The Fearless Vampire Killers: The Challenge of Comedy Horror

            This suggests humor?

Successful comedy horror is notoriously difficult to catch on film. There is not a strict quotient that decides how many laughs should precede how many gasps. It’s seems that a director’s intuition is the best marker. That said, Roman Polanski is not known for humor – not then, not now.

When Abbott and Costello Meet Frankenstein is a leading exponent of the genre, you know you’re in trouble. Mel Brook’s managed to pull it off with Young Frankenstein, but Brooks is likely a comic genius.

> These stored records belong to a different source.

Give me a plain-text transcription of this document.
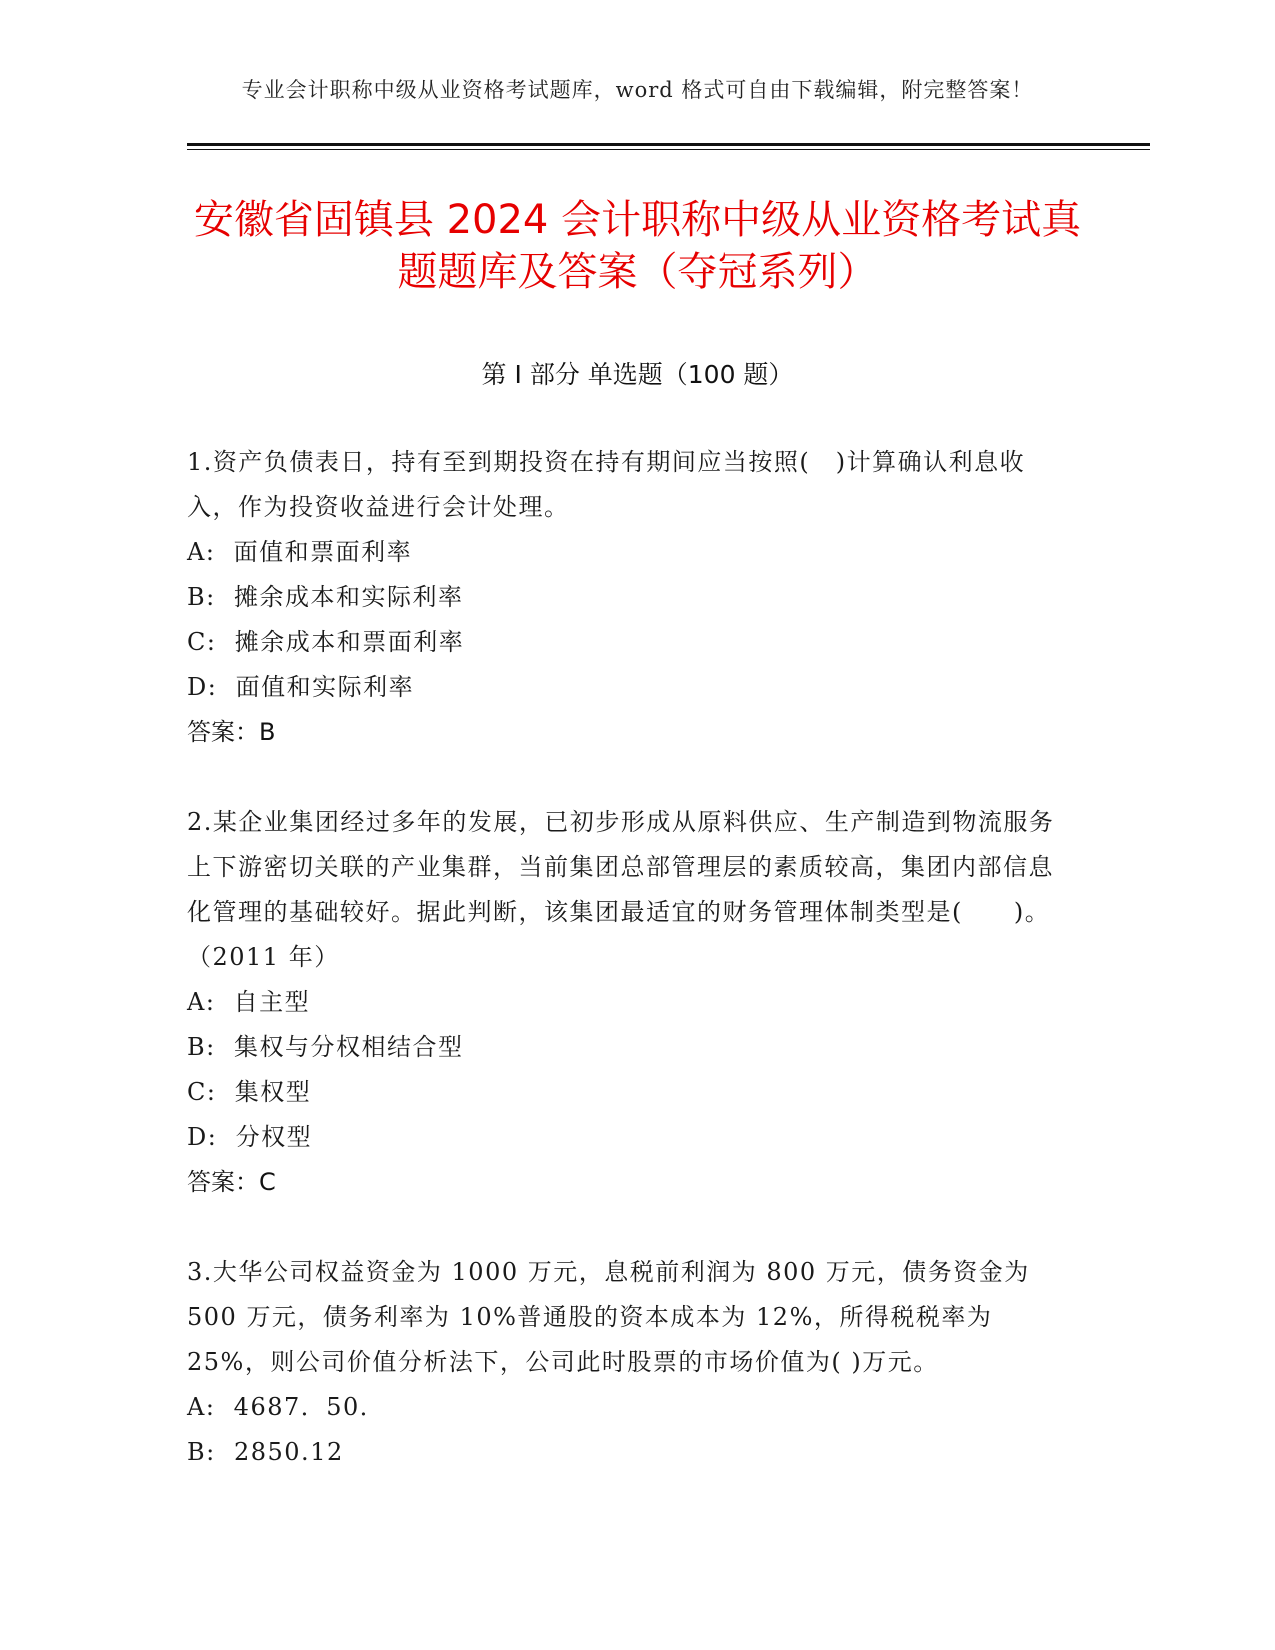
专业会计职称中级从业资格考试题库，word 格式可自由下载编辑，附完整答案！
安徽省固镇县 2024 会计职称中级从业资格考试真题题库及答案（夺冠系列）
第 I 部分 单选题（100 题）

1.资产负债表日，持有至到期投资在持有期间应当按照(　)计算确认利息收入，作为投资收益进行会计处理。

A:  面值和票面利率

B:  摊余成本和实际利率

C:  摊余成本和票面利率

D:  面值和实际利率

答案：B

2.某企业集团经过多年的发展，已初步形成从原料供应、生产制造到物流服务上下游密切关联的产业集群，当前集团总部管理层的素质较高，集团内部信息化管理的基础较好。据此判断，该集团最适宜的财务管理体制类型是(　　)。（2011 年）

A:  自主型

B:  集权与分权相结合型

C:  集权型

D:  分权型

答案：C

3.大华公司权益资金为 1000 万元，息税前利润为 800 万元，债务资金为 500 万元，债务利率为 10%普通股的资本成本为 12%，所得税税率为 25%，则公司价值分析法下，公司此时股票的市场价值为( )万元。

A:  4687．50．

B:  2850.12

Roman Polanski’s comedy horror The Fearless Vampire Killers (1967) is neither a good comedy or an effective horror film. For laughs, Polanski most often offers clownish behaviour; for chills, he pursues embedded tropes – from spooky, medieval castles to pale-faced, aristocratic vampires.

                 Sharon Tate / Roman Polanski

The film is set in Transylvania, possibly in the 19th century. Professor Abronsius (Jack MacGowran) and his apprentice Alfred (Roman Polanski) are vampire hunters. They get around the snowy landscape in a horse-drawn sleigh, which is used for a few slap-stick routines.

Abronsius is too old for the gig and Alfred is too dumb. Of note, Polanski’s soon-to-be-girlfriend Sharon Tate plays someone named Sarah and doesn’t have much to do but look beautiful and brainless.

               Every Gothic vampire needs an Igor

Perhaps one reason – the main reason – The Fearless Vampire Killers doesn’t work is because it was made by Roman Polanski. How an ostensible comedy came his way is puzzling – for with a resume that includes Knife in the Water, Repulsion, and Cul-de-sac, how did he get backing for a vampire spoof?

I know – the answer can be googled, but still, the question does remain – and it will, forever.